In the intro to culinary arts class, students start with food safety and sanitation. Then they move on to soups, sauces, and basic baking skills. Poindexter has created a food truck project to complete the course where students apply the knowledge they learned and come up with their own cohesive food truck ideas.
Students create a business plan, hire employees, and make their own signature dish. He brings in local chefs and restaurant managers for the class to present their ideas and receive feedback.
In level two Poindexter builds upon the fundamentals of level one. He teaches proper techniques for preparing meat as well as temperature safety, plating, and balanced meals.
Once students get to levels three and four they start to become more independent. Students have the freedom to plan catering events that take place in the building. On occasion, students plan events outside of school to cater as well. Students are required to plan and prepare their events on a budget. “It’s kind of like their own little business,” Poindexter said.
Poindexter found his love for teaching when he was a student at Monticello High School. He and his best friend would teach percussion at Walton Middle School. “Developing that relationship with those kids, seeing how much they cared, and the impact I could make on them really made me fall in love with teaching.
Despite his passion for teaching, Poindexter was two years into college at PCVV before he realized that teaching was something he wanted to pursue as a career. He regularly baked cakes for family gatherings or events and his parents brought up the idea of culinary school. “I didn’t even really know what culinary school was at the time or that it was something I could do.”
Poindexter decided to attend the Culinary Institute of Virginia. At this point, he had decided to be a teacher but still wasn’t sure what positions would be available.
While he was in culinary school, he worked at local restaurants Wild Wing Café, Artisans Bakery, and Bizou before finally achieving his dream of becoming a teacher in 2017. It wasn’t long after finishing culinary school when the perfect opportunity sprung up.
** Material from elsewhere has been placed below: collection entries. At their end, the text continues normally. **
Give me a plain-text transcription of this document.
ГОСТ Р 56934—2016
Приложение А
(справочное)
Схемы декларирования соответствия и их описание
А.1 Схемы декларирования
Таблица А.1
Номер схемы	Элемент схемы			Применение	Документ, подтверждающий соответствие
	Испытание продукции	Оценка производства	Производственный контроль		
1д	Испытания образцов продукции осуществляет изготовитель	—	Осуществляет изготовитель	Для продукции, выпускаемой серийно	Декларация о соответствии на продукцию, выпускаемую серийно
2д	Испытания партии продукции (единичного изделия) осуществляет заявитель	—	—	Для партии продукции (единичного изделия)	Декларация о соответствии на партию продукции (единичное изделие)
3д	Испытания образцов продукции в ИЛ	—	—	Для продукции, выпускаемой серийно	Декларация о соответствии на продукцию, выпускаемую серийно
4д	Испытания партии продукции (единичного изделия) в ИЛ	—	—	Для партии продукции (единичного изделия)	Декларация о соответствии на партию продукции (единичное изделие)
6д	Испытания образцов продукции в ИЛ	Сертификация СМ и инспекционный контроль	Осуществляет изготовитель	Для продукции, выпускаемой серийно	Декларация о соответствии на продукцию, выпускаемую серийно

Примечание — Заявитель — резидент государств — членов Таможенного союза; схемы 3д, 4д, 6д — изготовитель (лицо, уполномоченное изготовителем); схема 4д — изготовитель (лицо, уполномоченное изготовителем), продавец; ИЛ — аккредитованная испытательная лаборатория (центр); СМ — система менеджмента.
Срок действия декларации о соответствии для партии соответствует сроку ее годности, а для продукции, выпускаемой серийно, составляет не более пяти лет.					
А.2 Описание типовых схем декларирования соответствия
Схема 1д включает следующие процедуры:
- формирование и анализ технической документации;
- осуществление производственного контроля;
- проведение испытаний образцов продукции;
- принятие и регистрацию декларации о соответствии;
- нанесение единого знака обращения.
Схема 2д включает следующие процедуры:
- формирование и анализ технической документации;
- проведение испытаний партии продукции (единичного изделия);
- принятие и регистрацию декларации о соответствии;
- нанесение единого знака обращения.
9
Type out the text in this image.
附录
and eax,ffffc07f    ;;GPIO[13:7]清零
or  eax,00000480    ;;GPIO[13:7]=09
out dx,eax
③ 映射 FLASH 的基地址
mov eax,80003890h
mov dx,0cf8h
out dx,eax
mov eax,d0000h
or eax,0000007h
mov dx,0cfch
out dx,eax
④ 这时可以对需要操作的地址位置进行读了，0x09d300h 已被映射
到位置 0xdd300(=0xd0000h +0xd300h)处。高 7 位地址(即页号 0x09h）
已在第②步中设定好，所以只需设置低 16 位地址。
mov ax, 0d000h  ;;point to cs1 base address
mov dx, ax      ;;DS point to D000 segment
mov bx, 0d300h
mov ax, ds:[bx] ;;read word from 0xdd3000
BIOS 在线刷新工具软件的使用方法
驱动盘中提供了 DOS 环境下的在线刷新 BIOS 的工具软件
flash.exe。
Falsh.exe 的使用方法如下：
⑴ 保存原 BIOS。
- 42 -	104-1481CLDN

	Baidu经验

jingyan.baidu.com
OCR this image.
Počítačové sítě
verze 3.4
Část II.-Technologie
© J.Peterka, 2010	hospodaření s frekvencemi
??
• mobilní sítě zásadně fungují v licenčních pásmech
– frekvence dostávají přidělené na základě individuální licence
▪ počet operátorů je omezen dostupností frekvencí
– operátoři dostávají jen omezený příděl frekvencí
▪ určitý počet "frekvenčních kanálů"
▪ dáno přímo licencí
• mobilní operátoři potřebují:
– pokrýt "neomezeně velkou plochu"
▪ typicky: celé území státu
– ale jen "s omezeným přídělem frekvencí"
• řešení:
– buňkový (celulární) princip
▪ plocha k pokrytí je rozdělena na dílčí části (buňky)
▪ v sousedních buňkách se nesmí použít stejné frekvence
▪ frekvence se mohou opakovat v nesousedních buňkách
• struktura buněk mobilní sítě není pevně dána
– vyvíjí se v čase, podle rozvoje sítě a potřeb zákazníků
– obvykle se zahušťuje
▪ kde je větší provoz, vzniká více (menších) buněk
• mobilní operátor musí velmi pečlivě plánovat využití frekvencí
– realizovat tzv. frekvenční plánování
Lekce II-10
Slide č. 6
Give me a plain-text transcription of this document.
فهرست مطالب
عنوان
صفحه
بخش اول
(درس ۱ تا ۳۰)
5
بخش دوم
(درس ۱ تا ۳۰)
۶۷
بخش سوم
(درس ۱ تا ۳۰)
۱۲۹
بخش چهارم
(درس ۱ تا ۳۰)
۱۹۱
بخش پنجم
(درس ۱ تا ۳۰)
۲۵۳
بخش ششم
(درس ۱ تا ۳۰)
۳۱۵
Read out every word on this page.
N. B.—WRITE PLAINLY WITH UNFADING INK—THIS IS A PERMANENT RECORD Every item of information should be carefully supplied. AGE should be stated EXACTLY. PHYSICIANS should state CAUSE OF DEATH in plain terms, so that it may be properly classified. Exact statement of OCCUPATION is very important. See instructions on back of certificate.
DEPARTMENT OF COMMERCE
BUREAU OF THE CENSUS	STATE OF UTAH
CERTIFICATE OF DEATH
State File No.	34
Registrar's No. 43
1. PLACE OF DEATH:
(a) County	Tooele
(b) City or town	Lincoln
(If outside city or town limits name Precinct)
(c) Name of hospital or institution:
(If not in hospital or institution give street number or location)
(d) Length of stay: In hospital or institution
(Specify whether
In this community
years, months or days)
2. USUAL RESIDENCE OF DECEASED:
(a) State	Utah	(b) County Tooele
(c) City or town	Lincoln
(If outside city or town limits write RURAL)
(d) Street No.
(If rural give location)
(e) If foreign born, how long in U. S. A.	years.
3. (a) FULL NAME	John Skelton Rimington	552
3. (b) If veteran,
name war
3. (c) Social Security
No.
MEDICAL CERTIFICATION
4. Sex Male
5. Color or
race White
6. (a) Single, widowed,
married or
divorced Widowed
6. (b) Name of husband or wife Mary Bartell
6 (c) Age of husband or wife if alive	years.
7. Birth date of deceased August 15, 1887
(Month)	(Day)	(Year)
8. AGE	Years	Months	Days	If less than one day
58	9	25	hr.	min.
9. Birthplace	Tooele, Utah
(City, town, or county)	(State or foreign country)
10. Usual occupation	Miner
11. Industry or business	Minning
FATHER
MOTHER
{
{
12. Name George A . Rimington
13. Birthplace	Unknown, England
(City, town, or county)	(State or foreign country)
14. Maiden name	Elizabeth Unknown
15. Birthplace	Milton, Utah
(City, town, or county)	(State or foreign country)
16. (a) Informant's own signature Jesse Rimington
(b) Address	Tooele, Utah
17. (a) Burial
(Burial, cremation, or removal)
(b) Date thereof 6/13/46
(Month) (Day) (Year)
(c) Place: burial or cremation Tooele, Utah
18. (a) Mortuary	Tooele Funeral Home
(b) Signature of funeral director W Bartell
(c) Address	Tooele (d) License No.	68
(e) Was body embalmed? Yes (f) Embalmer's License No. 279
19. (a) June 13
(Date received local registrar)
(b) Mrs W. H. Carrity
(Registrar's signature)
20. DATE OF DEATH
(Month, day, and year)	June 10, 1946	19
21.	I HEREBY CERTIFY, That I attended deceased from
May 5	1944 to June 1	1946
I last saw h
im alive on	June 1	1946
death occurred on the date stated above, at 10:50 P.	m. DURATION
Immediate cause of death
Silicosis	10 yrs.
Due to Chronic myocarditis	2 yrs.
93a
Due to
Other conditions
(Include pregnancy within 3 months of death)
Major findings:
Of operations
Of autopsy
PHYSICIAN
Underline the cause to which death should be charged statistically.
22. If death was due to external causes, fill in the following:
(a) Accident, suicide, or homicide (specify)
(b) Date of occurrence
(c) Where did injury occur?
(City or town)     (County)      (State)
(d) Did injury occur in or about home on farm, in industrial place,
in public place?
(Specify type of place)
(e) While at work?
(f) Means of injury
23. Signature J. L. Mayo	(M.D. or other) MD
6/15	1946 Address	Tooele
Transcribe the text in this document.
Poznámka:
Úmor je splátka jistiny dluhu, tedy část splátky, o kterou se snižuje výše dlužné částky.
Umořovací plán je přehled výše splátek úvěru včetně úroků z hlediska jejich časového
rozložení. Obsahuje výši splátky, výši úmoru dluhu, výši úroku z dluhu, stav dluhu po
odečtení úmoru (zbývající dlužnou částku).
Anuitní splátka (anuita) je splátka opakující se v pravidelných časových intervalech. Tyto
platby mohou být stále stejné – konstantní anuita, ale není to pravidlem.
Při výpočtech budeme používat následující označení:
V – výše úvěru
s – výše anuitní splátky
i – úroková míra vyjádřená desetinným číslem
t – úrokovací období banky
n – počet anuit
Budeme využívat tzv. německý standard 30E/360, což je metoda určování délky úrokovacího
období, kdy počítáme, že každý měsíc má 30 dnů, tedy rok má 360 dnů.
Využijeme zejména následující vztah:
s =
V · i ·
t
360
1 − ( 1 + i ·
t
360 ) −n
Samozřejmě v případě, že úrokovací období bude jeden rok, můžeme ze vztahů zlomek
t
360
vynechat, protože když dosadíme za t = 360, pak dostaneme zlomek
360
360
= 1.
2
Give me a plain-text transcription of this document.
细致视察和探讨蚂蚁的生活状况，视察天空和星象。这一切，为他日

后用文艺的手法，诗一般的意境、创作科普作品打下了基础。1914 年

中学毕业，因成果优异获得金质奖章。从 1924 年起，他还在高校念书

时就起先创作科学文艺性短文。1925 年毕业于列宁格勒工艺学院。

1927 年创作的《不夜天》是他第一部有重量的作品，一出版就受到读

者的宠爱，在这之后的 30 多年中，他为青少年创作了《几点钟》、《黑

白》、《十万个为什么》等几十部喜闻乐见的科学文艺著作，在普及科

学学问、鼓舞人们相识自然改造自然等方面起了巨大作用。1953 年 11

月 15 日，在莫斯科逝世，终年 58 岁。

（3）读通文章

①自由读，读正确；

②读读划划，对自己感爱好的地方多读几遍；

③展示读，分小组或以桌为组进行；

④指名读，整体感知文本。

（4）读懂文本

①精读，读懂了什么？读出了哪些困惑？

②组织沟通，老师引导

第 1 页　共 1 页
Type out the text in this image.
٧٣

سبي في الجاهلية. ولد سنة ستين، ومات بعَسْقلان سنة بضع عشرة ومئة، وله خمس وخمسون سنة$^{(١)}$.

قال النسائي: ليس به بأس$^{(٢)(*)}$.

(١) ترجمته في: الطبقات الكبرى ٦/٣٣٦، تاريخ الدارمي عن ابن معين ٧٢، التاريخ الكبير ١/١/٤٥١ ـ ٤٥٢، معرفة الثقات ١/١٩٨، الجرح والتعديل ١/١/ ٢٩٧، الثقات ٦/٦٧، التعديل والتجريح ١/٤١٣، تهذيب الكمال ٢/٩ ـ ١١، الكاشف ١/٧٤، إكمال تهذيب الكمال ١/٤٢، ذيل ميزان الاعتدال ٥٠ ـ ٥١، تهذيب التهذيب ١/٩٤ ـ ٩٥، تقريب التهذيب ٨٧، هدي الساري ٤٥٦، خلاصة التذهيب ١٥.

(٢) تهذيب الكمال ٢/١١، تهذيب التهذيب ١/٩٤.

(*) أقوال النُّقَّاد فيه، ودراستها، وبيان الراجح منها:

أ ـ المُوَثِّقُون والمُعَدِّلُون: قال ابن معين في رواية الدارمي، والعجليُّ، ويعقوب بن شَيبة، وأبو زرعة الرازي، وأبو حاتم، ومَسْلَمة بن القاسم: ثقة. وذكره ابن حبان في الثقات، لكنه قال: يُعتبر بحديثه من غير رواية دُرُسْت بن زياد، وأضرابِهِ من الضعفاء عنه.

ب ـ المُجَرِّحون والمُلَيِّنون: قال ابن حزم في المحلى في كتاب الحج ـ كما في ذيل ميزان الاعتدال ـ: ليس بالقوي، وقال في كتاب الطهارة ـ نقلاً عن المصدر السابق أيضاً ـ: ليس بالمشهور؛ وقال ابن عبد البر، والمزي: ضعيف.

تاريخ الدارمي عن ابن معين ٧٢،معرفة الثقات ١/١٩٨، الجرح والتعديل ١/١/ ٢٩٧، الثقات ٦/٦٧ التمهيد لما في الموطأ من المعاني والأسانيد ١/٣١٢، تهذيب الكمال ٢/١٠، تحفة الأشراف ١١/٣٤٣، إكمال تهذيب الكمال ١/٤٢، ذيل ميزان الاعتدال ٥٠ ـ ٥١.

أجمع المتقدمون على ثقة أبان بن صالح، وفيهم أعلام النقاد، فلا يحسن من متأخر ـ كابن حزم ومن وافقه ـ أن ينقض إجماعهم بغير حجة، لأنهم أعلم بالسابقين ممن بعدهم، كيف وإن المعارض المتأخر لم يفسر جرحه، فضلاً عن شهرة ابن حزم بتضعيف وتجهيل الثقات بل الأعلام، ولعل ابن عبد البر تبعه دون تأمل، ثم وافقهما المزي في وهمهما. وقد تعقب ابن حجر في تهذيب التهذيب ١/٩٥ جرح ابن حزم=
Poindexter dove into the education system head first, not only as the culinary teacher at AHS, but as the instructor for a combined Monticello/AHS percussion ensemble. “I write the music, drills, and design their show as well.”
Poindexter’s love for music grew at a young age. As a kid, he used to drum on everything. “My mom had to do something about it so she signed me up for drum lessons.” He’s been playing drums since he was 10 and played all the way through high school. In his junior year of high school, he started singing in choir and eventually in the Monticello musicals, performing Fame and Hairspray.
Outside of being a percussion director and teaching, he loves hanging out with friends and coworkers. He’ll go watch drag racing or meet them downtown for dinner. His favorite restaurants to meet them at are either the Bizou or Crush Pad.
Along with the many things Poindexter enjoys outside of school, he loves drag racing. He discovered drag racing before music since his family was involved, including his brother, grandfather, aunt, and uncle. He received his first race car at the age of nine and raced until he was 18. He no longer drag races but still enjoys watching it with his friends and family.
Poindexter has now been at AHS for five years and continues to positively impact his students and the community around him. Funny, relatable, and charismatic are three main characteristics Poindexter’s students used to describe him. His impact is sure to grow in new years to come at Albemarle.